Se acercó al ventanal y Ana María quedó a su lado, mirando. Había llovido bastante y el agua cubría el río de parte a parte.
– Te das cuenta? -añadió Matías-. Desde aquí, cuando no hace tanto frío, me dedico a pescar en caña.
– Sí, ya lo sé -se anticipó Ana María-. Y a veces el pescado va directamente del río a la sartén…
Matías soltó una carcajada.
– Ah, ese Ignacio! Te lo ha contado todo, verdad?
– Todo, no creo; pero sí bastantes cosas… -Ana María hizo un mohín-. Supongo, claro…
– Cómo que supongo?
– Todavía no me ha dicho cómo se las arregla usted para ganar siempre al dominó…

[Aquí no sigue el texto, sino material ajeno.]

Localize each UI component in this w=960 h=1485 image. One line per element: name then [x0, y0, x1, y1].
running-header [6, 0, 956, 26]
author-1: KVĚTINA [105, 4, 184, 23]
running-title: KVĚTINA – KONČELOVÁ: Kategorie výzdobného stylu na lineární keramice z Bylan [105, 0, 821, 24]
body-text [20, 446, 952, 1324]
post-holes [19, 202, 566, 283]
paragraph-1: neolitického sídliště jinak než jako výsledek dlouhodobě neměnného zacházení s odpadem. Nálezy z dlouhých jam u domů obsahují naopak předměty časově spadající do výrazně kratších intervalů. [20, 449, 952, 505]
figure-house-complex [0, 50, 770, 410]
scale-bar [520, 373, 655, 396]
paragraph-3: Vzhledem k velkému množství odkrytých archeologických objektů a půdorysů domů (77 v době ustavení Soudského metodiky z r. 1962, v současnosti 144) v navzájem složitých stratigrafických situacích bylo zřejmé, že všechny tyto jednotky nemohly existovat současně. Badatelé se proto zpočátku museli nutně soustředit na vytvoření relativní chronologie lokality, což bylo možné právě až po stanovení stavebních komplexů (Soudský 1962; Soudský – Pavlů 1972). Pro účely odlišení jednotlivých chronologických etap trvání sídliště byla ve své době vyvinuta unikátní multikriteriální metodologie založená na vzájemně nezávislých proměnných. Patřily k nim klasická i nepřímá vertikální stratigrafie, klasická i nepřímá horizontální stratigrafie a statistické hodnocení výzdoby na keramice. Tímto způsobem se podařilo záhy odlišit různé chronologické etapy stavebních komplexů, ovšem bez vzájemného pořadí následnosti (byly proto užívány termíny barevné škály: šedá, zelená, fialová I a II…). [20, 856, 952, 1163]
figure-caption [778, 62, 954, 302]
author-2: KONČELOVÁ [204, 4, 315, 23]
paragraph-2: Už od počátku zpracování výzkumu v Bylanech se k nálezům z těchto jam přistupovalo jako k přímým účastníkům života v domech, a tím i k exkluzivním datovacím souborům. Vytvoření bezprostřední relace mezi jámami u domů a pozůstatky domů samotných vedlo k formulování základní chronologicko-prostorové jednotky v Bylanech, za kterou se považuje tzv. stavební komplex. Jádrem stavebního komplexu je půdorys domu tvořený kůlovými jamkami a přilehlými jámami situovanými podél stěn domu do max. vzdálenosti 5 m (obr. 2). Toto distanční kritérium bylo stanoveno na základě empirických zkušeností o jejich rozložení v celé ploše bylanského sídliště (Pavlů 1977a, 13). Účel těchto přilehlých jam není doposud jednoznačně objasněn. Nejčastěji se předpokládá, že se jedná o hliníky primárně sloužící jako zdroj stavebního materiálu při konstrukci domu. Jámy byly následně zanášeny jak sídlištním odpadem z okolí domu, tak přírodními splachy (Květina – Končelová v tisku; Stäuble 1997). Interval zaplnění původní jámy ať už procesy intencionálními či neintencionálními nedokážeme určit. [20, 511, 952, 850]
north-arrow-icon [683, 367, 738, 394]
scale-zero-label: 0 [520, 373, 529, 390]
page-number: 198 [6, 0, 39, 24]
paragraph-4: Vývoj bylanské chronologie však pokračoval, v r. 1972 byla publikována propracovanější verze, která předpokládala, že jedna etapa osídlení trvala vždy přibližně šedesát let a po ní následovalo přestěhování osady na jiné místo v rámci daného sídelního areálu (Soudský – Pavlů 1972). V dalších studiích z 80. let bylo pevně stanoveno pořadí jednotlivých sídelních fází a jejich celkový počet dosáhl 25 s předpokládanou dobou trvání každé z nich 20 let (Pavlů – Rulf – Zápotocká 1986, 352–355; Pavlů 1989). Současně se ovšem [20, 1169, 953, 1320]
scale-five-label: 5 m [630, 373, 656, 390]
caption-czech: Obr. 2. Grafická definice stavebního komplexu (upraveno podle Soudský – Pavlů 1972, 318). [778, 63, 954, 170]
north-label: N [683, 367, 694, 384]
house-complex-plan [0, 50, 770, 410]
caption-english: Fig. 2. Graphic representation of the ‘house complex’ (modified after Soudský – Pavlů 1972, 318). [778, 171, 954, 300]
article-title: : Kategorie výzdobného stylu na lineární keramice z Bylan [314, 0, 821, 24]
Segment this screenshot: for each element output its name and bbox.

El resto de la velada fue feliz, sin el menor incidente, todos y cada uno comportándose de la forma más natural. Carmen Elgazu detectó al instante que Ana María llevaba cadenilla con una cruz colgada del cuello, y Matías, prestando atención a sus pendientes, que brillaban como el sol y a algún que otro gesto de la muchacha andaba rumiando: "Por supuesto, no es de nuestra clase". Esto le preocupó. Pero sólo un momento. El amor -amor, amor- con que miraba a Ignacio y el embobamiento de éste valían más que cualquier especulación dialéctica.

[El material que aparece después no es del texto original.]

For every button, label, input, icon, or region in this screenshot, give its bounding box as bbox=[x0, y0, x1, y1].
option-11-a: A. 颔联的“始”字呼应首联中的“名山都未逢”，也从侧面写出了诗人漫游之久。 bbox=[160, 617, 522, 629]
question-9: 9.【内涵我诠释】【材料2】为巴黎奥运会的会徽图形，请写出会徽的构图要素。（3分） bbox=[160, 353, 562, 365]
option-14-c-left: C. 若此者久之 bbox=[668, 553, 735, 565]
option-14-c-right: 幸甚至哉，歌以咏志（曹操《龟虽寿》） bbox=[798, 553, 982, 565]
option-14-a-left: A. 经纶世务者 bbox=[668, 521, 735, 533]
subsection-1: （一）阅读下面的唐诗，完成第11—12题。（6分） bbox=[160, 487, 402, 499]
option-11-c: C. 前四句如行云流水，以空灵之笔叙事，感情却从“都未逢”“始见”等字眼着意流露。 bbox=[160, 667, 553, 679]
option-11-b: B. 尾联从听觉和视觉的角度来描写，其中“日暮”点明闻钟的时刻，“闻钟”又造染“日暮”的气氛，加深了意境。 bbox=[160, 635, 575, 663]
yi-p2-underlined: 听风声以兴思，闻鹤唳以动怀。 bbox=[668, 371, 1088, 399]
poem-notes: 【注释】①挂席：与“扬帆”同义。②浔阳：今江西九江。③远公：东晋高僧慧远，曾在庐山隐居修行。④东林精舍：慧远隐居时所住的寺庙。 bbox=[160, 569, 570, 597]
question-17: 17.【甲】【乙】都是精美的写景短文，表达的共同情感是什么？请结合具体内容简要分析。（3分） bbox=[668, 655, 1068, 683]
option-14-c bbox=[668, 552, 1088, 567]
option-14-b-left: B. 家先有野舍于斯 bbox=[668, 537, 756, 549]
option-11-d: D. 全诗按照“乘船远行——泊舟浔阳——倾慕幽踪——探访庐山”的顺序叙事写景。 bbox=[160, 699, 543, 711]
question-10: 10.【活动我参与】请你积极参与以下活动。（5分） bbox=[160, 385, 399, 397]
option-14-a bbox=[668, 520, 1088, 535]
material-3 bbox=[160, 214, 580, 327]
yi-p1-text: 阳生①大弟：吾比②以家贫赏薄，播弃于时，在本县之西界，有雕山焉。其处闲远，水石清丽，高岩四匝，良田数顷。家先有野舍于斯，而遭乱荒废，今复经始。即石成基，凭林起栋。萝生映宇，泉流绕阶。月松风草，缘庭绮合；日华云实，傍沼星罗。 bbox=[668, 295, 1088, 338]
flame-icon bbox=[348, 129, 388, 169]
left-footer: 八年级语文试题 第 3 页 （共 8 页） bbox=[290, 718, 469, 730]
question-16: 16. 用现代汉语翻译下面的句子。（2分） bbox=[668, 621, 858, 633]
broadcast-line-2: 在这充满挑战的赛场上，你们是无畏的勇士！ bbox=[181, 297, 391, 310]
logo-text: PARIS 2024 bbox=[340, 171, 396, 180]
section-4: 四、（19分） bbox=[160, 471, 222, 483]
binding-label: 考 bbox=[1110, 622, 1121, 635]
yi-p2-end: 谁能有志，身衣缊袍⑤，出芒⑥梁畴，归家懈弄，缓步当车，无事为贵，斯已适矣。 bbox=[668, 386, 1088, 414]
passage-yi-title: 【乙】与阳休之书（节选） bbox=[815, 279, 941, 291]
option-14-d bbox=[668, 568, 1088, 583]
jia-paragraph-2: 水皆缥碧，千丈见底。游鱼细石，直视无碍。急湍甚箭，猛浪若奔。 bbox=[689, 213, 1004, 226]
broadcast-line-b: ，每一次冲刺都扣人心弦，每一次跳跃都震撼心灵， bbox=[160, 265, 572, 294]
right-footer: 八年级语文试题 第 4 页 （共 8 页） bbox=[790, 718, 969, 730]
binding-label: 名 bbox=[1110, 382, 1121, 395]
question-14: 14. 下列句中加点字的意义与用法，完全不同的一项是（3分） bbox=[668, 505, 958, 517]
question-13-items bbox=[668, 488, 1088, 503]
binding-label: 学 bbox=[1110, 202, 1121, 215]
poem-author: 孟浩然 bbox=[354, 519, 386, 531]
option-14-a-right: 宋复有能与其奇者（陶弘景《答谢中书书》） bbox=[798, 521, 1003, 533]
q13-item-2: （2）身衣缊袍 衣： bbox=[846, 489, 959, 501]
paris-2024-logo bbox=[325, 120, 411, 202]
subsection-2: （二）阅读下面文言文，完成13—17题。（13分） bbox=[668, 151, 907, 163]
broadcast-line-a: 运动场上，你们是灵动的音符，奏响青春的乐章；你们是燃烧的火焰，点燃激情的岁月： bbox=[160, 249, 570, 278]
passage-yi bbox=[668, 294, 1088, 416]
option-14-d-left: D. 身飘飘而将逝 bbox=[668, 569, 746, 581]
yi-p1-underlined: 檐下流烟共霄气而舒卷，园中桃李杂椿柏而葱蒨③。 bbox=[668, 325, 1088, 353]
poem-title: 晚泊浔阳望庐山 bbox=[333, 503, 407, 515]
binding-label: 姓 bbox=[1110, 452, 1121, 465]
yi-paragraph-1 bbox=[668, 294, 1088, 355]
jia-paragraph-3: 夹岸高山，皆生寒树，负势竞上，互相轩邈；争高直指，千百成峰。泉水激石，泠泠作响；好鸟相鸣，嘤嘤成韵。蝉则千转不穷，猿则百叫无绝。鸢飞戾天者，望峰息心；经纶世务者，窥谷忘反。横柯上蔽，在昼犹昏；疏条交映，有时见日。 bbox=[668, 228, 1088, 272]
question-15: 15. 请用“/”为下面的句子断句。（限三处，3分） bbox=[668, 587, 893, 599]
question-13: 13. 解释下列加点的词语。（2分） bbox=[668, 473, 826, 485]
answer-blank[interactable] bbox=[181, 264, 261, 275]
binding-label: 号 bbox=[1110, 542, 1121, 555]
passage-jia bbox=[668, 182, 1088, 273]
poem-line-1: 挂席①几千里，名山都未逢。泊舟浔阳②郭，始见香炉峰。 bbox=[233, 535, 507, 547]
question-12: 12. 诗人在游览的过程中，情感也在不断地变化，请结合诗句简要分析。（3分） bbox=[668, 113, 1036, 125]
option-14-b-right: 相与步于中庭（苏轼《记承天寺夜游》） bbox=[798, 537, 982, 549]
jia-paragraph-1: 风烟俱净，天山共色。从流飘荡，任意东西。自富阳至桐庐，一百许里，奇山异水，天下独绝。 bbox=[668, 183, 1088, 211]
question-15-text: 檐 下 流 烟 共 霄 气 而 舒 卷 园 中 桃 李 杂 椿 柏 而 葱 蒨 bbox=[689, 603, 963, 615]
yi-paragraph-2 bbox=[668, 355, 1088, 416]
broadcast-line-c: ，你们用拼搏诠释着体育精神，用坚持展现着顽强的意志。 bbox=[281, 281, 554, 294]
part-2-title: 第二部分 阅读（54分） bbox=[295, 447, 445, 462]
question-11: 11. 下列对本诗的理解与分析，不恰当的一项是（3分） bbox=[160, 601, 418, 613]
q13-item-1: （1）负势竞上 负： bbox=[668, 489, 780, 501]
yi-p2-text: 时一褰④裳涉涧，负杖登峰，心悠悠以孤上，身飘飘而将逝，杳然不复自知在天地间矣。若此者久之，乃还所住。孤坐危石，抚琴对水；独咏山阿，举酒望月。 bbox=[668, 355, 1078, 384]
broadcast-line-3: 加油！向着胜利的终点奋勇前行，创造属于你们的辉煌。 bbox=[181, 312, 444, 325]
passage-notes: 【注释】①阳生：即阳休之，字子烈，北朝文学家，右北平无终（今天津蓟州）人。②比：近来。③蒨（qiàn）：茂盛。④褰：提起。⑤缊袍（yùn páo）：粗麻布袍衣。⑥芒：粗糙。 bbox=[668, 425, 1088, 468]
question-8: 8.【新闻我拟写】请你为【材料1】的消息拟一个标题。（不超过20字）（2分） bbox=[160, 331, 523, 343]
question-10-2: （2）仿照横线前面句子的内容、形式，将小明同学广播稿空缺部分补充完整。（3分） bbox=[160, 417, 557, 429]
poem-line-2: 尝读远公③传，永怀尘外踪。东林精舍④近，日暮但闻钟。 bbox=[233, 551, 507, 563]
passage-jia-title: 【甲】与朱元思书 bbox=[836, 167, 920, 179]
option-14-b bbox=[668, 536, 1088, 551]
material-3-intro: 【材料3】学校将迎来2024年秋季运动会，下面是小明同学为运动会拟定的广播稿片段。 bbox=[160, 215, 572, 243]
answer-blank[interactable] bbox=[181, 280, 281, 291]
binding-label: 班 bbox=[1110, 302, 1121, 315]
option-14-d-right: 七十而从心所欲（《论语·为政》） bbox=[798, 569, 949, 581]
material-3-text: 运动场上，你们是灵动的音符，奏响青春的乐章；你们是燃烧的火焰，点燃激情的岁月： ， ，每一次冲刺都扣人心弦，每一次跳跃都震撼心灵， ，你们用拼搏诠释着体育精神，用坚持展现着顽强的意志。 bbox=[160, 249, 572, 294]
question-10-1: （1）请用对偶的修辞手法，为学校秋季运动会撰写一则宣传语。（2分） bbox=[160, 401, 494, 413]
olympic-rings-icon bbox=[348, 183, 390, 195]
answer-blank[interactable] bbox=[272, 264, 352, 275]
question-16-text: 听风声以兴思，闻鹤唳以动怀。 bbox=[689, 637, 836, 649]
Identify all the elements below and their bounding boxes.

Ignacio había advertido a su madre: "No le digas que hemos instalado una ducha nueva… En cambio, puedes hablarle del teléfono, puesto que ya tiene el número y desde ahora sonará con frecuencia".
Carmen Elgazu no le habló de ninguna de las dos cosas. En cambio, le habló de Eloy, que estaba en la escuela. "Es nuestra mascota particular. Fíjate lo que me regaló el Día de la Madre!", y Carmen Elgazu fue en busca del balón con la firma del entrenador y de los once titulares del Gerona Club de Fútbol.

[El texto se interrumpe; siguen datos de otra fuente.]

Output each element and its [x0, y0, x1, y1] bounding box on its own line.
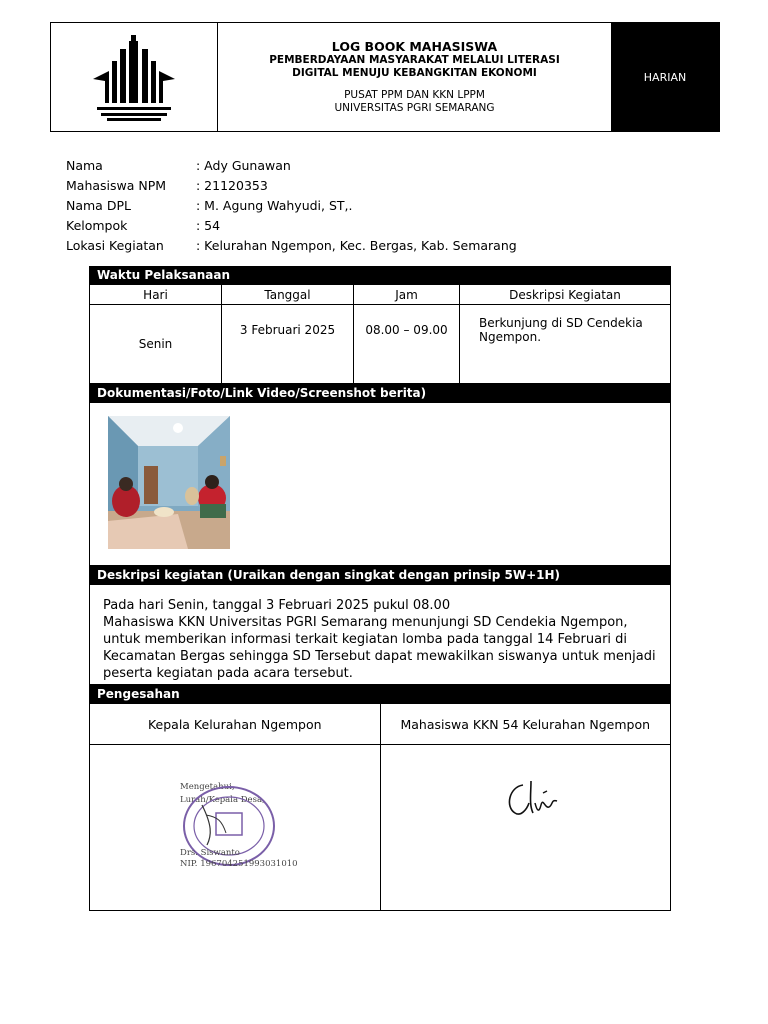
stamp-lurah: Lurah/Kepala Desa,	[180, 795, 265, 805]
identity-row	[66, 155, 517, 175]
description-line: Mahasiswa KKN Universitas PGRI Semarang menunjungi SD Cendekia Ngempon,	[103, 615, 628, 630]
section-bar-description: Deskripsi kegiatan (Uraikan dengan singkat dengan prinsip 5W+1H)	[90, 566, 670, 585]
period-badge: HARIAN	[611, 23, 719, 131]
column-header-hari: Hari	[90, 285, 222, 305]
identity-label: Lokasi Kegiatan	[66, 237, 164, 253]
logbook-title: LOG BOOK MAHASISWA	[331, 39, 498, 54]
column-header-jam: Jam	[354, 285, 460, 305]
activity-photo	[108, 416, 230, 549]
identity-label: Nama DPL	[66, 197, 131, 213]
student-signature-box	[381, 745, 671, 910]
table-row	[90, 305, 670, 384]
cell-deskripsi: Berkunjung di SD Cendekia Ngempon.	[460, 305, 671, 384]
column-header-deskripsi: Deskripsi Kegiatan	[460, 285, 671, 305]
approval-header	[90, 704, 670, 745]
description-line: Kecamatan Bergas sehingga SD Tersebut dapat mewakilkan siswanya untuk menjadi	[103, 649, 656, 664]
classroom-photo-icon	[108, 416, 230, 549]
column-header-tanggal: Tanggal	[222, 285, 354, 305]
section-bar-documentation: Dokumentasi/Foto/Link Video/Screenshot berita)	[90, 384, 670, 403]
stamp-signer-name: Drs. Siswanto	[180, 848, 240, 858]
pgri-tower-logo-icon	[91, 31, 177, 123]
identity-label: Nama	[66, 157, 103, 173]
right-signer-title: Mahasiswa KKN 54 Kelurahan Ngempon	[400, 716, 651, 732]
documentation-area	[90, 403, 670, 566]
identity-value: : M. Agung Wahyudi, ST,.	[196, 197, 353, 213]
description-line: untuk memberikan informasi terkait kegiatan lomba pada tanggal 14 Februari di	[103, 632, 628, 647]
org-line-2: UNIVERSITAS PGRI SEMARANG	[334, 102, 495, 114]
identity-value: : Kelurahan Ngempon, Kec. Bergas, Kab. Semarang	[196, 237, 517, 253]
stamp-mengetahui: Mengetahui,	[180, 782, 235, 792]
university-logo	[51, 23, 218, 131]
student-identity	[66, 155, 517, 255]
description-line: Pada hari Senin, tanggal 3 Februari 2025 pukul 08.00	[103, 598, 451, 613]
cell-jam: 08.00 – 09.00	[354, 305, 460, 384]
activity-description	[90, 585, 670, 685]
identity-label: Kelompok	[66, 217, 128, 233]
identity-row	[66, 215, 517, 235]
handwritten-signature-icon	[501, 773, 561, 823]
cell-hari: Senin	[90, 305, 222, 384]
cell-tanggal: 3 Februari 2025	[222, 305, 354, 384]
identity-value: : 54	[196, 217, 221, 233]
identity-label: Mahasiswa NPM	[66, 177, 167, 193]
section-bar-approval: Pengesahan	[90, 685, 670, 704]
identity-row	[66, 235, 517, 255]
identity-row	[66, 175, 517, 195]
header-titles	[218, 23, 611, 131]
identity-row	[66, 195, 517, 215]
org-line-1: PUSAT PPM DAN KKN LPPM	[344, 89, 485, 101]
approval-signatures	[90, 745, 670, 910]
section-bar-schedule: Waktu Pelaksanaan	[90, 266, 670, 285]
description-line: peserta kegiatan pada acara tersebut.	[103, 666, 353, 681]
logbook-form	[89, 266, 671, 911]
schedule-table	[90, 285, 670, 384]
identity-value: : Ady Gunawan	[196, 157, 291, 173]
program-subtitle-1: PEMBERDAYAAN MASYARAKAT MELALUI LITERASI	[269, 54, 560, 66]
stamp-signer-nip: NIP. 196704251993031010	[180, 859, 298, 869]
left-signer-title: Kepala Kelurahan Ngempon	[90, 704, 381, 744]
logbook-header	[50, 22, 720, 132]
program-subtitle-2: DIGITAL MENUJU KEBANGKITAN EKONOMI	[292, 67, 537, 79]
village-head-signature-box	[90, 745, 381, 910]
identity-value: : 21120353	[196, 177, 268, 193]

Ana María se encontró con el balón en las manos e iba dándole vueltas lentamente para observar las firmas. Tenía nociones da grafología y pensó: "Ninguno de éstos ha hecho siquiera el bachillerato". Por fin Ignacio le libró del balón y lo hizo rodar por el pasillo hasta el vestíbulo.
Carmen Elgazu se abstuvo de enseñarle el resto de la casa -cocina, alcoba conyugal, etc.-, pero, en cambio, Matías se empeñó en que viera el futbolín. Fueron a verlo y de pronto Ana María, rodando la vista por aquellas paredes atestadas de libros, con una mesa de buen tamaño y dos camas individuales, preguntó:
– Pero, éste es tu cuarto, Ignacio?
– El mío y el de Eloy… Se puede compaginar el meter goles con el Código Penal, no crees?
Ella le cogió del brazo y asintió.
Sí, Ana María se movió a gusto entre aquellos seres. Comprendió que debería adaptarse a determinadas costumbres; pero esto ya lo sabía de antemano, con sólo tratar a Ignacio. Por lo demás, Matías le pareció mucho más educado que Rosendo Sarro, su padre por la gracia de Dios.
La despedida fue emotiva. Ya en la puerta, de pronto Ana María dio media vuelta y mirando a Matías y levantando el índice dijo: Caldo Potax. Matías quedó mudo de asombro hasta que pudo balbucear: Caldo Potax…
La ronda se remató en la plaza de la Estación, en el piso de Mateo y Pilar. Todo se produjo con naturalidad, ante la sorpresa de Ana María, quien había imaginado qne Pilar la recibiría de uñas por su íntima amistad con Marta. Pilar había también doblado esta página… Por supuesto, se dedicó a observar a Ana María como Moncho los bichitos en el microscopio. Y dijo para sí: "No es una hija de papá. Es cariñosa y sabrá adaptarse. Y es alegre! No me sorprende que Ignacio la haya preferido. Ah, Marta, qué lástima, qué lástima de su camisa azul!".
Mateo estuvo un poco ausente, lo que molestó a Ignacio. A veces le ocurría esto a Mateo y seguramente provenía de algún problema que le había surgido en los cargos que ostentaba en la Falange. Sin embargo, el ex divisionario hizo un esfuerzo y se fue a la alcoba y regresó con el pequeño César llevándolo en alto como si fuese una bandera.
– Ahí tenéis! Es mi mejor condecoración…
Pilar le agradeció estas palabras. Rodearon al crío y los demás temas huyeron por la ventana. A Ignacio siempre le había preocupado que la presencia de un bebé hipnotizara de tal modo a los mayores que éstos olvidaban todas sus ideas y se convertían en seres de puro instinto, meramente zoológicos. Los diminutivos: "Ay, qué monada! Qué hermosura de crío! A ver, a ver, cómo te llamas? Cuántos años tienes?", le habían parecido siempre idiotas. Moncho compartía esta opinión y por ello, de acuerdo con Eva -por ello, y por razones más profundas-, no quiso tener hijos.